LONDON (TheDeal) -- European stocks rose on Monday as March gains in eurozone economic sentiment and the business climate indicator added to confidence that the recovery is gathering pace.
In London, the FTSE 100 was up 0.49% at 6,888.41, while in Paris, the CAC 40 added 0.98% to 5,083.56. In Frankfurt, the DAX jumped 1.45% to 12,040.40.
Indices rose after the latest data from the European Commission showed that economic sentiment in the eurozone improved by 1.6 points to 103.9 in March, and gained 0.9 points to 106.1 the 28-nation E.U., continuing the upward trend observed since the start of the year.
A separate report showed that the business climate indicator for the euro area advanced by 0.14 points to 0.23 in March, as managers' production expectations as well as their views on past production, overall order books and export orders improved significantly.
In London, insurance claims processor Quindell (QUPPF) jumped 8.15%. It announced an agreement to sell its professional services division to Australian law firm Slater and Gordon for an initial £637 million ($946 million) in cash.
The seller also said it will use proceeds from the sale of its largest unit to repay debt and for general working capital and investment purposes. It will also narrow its focus to insurance-related technology as it takes a more conservative accounting approach.
Also in London, Kingfisher (KGFHY) rose 2.68% after the company announced that it's calling off its acquisition of French home improvement and do-it-yourself retailer Mr Bricolage after failing to get the necessary antitrust clearance.

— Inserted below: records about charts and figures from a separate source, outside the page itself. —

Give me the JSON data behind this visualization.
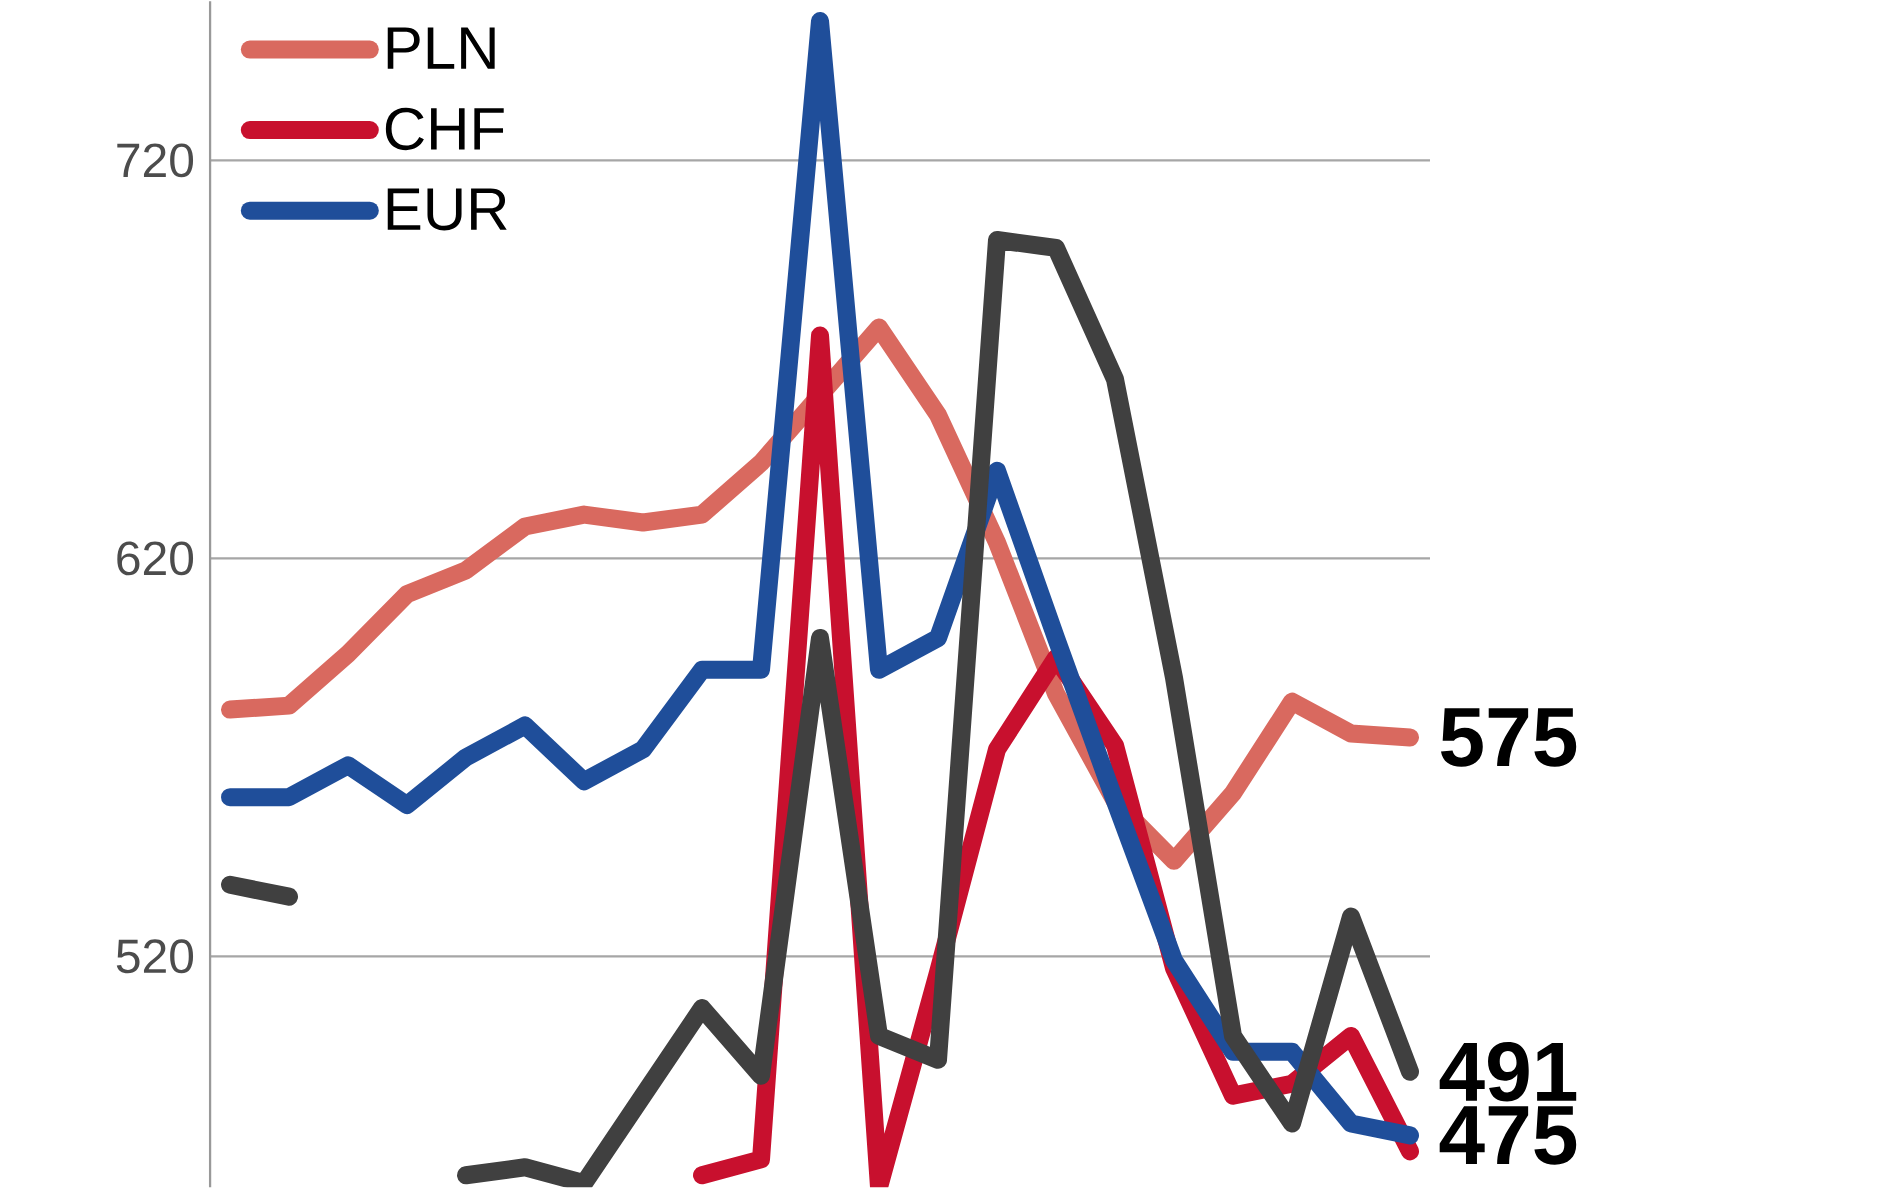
{
  "chart_data": {
    "type": "line",
    "categories": [
      null,
      null,
      null,
      null,
      null,
      null,
      null,
      null,
      null,
      null,
      null,
      null,
      null,
      null,
      null,
      null,
      null,
      null,
      null,
      null,
      null
    ],
    "series": [
      {
        "name": "PLN",
        "color": "#d9695f",
        "values": [
          582,
          583,
          596,
          611,
          617,
          628,
          631,
          629,
          631,
          644,
          661,
          678,
          656,
          624,
          586,
          559,
          544,
          561,
          584,
          576,
          575
        ],
        "value_labels": [
          null,
          null,
          null,
          null,
          null,
          null,
          null,
          null,
          null,
          null,
          null,
          null,
          null,
          null,
          null,
          null,
          null,
          null,
          null,
          null,
          "575"
        ]
      },
      {
        "name": "CHF",
        "color": "#c8102e",
        "values": [
          null,
          null,
          null,
          null,
          null,
          null,
          null,
          null,
          465,
          469,
          676,
          462,
          516,
          572,
          595,
          573,
          517,
          485,
          488,
          500,
          471
        ]
      },
      {
        "name": "EUR",
        "color": "#1f4e9a",
        "values": [
          560,
          560,
          568,
          558,
          570,
          578,
          564,
          572,
          592,
          592,
          755,
          592,
          600,
          642,
          600,
          559,
          519,
          496,
          496,
          478,
          475
        ],
        "value_labels": [
          null,
          null,
          null,
          null,
          null,
          null,
          null,
          null,
          null,
          null,
          null,
          null,
          null,
          null,
          null,
          null,
          null,
          null,
          null,
          null,
          "475"
        ]
      },
      {
        "color": "#404040",
        "values": [
          538,
          535,
          null,
          null,
          465,
          467,
          463,
          485,
          507,
          490,
          600,
          500,
          494,
          700,
          698,
          665,
          590,
          500,
          478,
          530,
          491
        ],
        "value_labels": [
          null,
          null,
          null,
          null,
          null,
          null,
          null,
          null,
          null,
          null,
          null,
          null,
          null,
          null,
          null,
          null,
          null,
          null,
          null,
          null,
          "491"
        ]
      }
    ],
    "ylim": [
      462,
      760
    ],
    "yticks": [
      520,
      620,
      720
    ],
    "grid": "y",
    "legend": "top left",
    "tick_labels": "y"
  }
}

The £275 million ($302 million) deal had been conditional on getting clearance by March 31, but Kingfisher said that an extension could not be agreed by all parties. In a statement, Kingfisher said it's considering all of its options.

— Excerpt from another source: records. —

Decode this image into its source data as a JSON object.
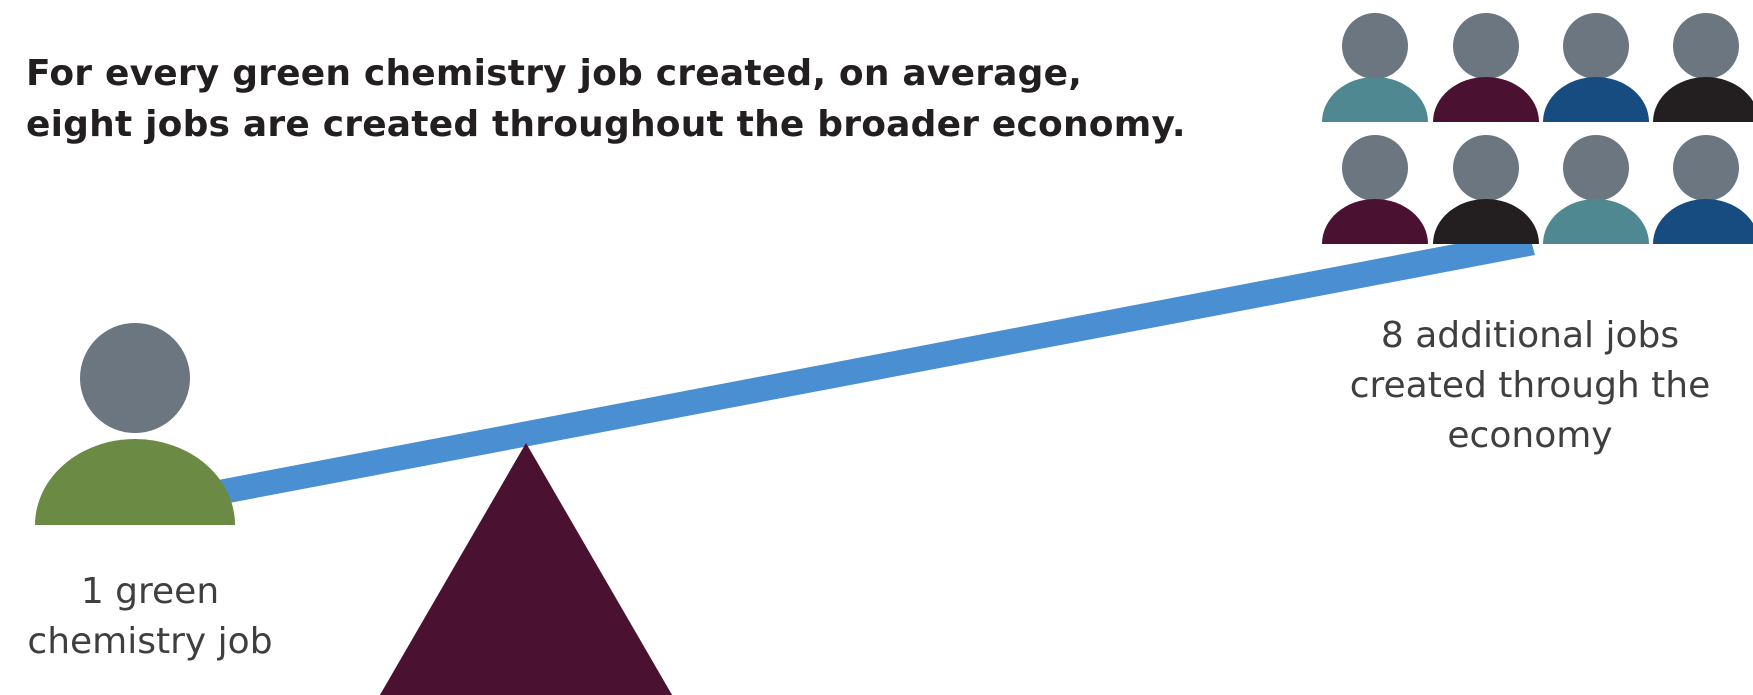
{
  "headline": {
    "line1": "For every green chemistry job created, on average,",
    "line2": "eight jobs are created throughout the broader economy."
  },
  "left_label": {
    "line1": "1 green",
    "line2": "chemistry job"
  },
  "right_label": {
    "line1": "8 additional jobs",
    "line2": "created through the",
    "line3": "economy"
  },
  "colors": {
    "head_gray": "#6b7680",
    "green_body": "#6b8a43",
    "beam_blue": "#4a8fd1",
    "fulcrum_plum": "#4a1230",
    "teal": "#4f8891",
    "plum": "#4a1230",
    "navy": "#164c80",
    "black": "#231f20"
  },
  "right_figures": [
    {
      "color": "teal"
    },
    {
      "color": "plum"
    },
    {
      "color": "navy"
    },
    {
      "color": "black"
    },
    {
      "color": "plum"
    },
    {
      "color": "black"
    },
    {
      "color": "teal"
    },
    {
      "color": "navy"
    }
  ]
}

In Zurich, Dufry (DUFRY) rose 5.10% after announcing an agreement to acquire Italian competitor World Duty Free (WDFPF) for €2.6 billion ($2.8 billion) to form a company that will operate about 24% of the global airport retail market with operations in 67 countries.
Dufry will initially acquire the Benetton family-controlled Edizione's 50.1% stake in World Duty Free, and then launch an offer for the rest of World Duty Free. The Basel-based buyer is looking to the deal for attractive long-term concessions across several major European airports, including the recently extended London Heathrow and in Spain to complement Dufry's strong Mediterranean footprint.
In Milan, World Duty Free shed 8.4%.
Holcim (HCMLY) rose 0.20% in Zurich while Lafarge (LFRGY) fell 1.36% in Paris, amid reports that Holcim's second-biggest shareholder plans to vote against the Swiss cement-maker's revised merger agreement with Lafarge.
The deal will see Novartis make an upfront payment of $200 million and an initial equity investment of $25 million, with a commitment for a further $25 million equity investment at a future date. The companies will share profits in the U.S., Japan and major European countries, with Novartis paying Aduro royalties for sales in the rest of the world.
Later today all eyes will shift to the U.S. for data on February personal incomes and spending, as well as on pending home sales for February. After the close of European trading, Greek Prime Minister Alexis Tsipras is due to brief lawmakers in Athens on talks with creditors over this past weekend in Brussels.
Asian stocks were also mainly in positive territory, with the Hang Seng adding 1.51% in Hong Kong to 24,855.12, and the Nikkei rising 0.65% to 19,411.40 in Tokyo.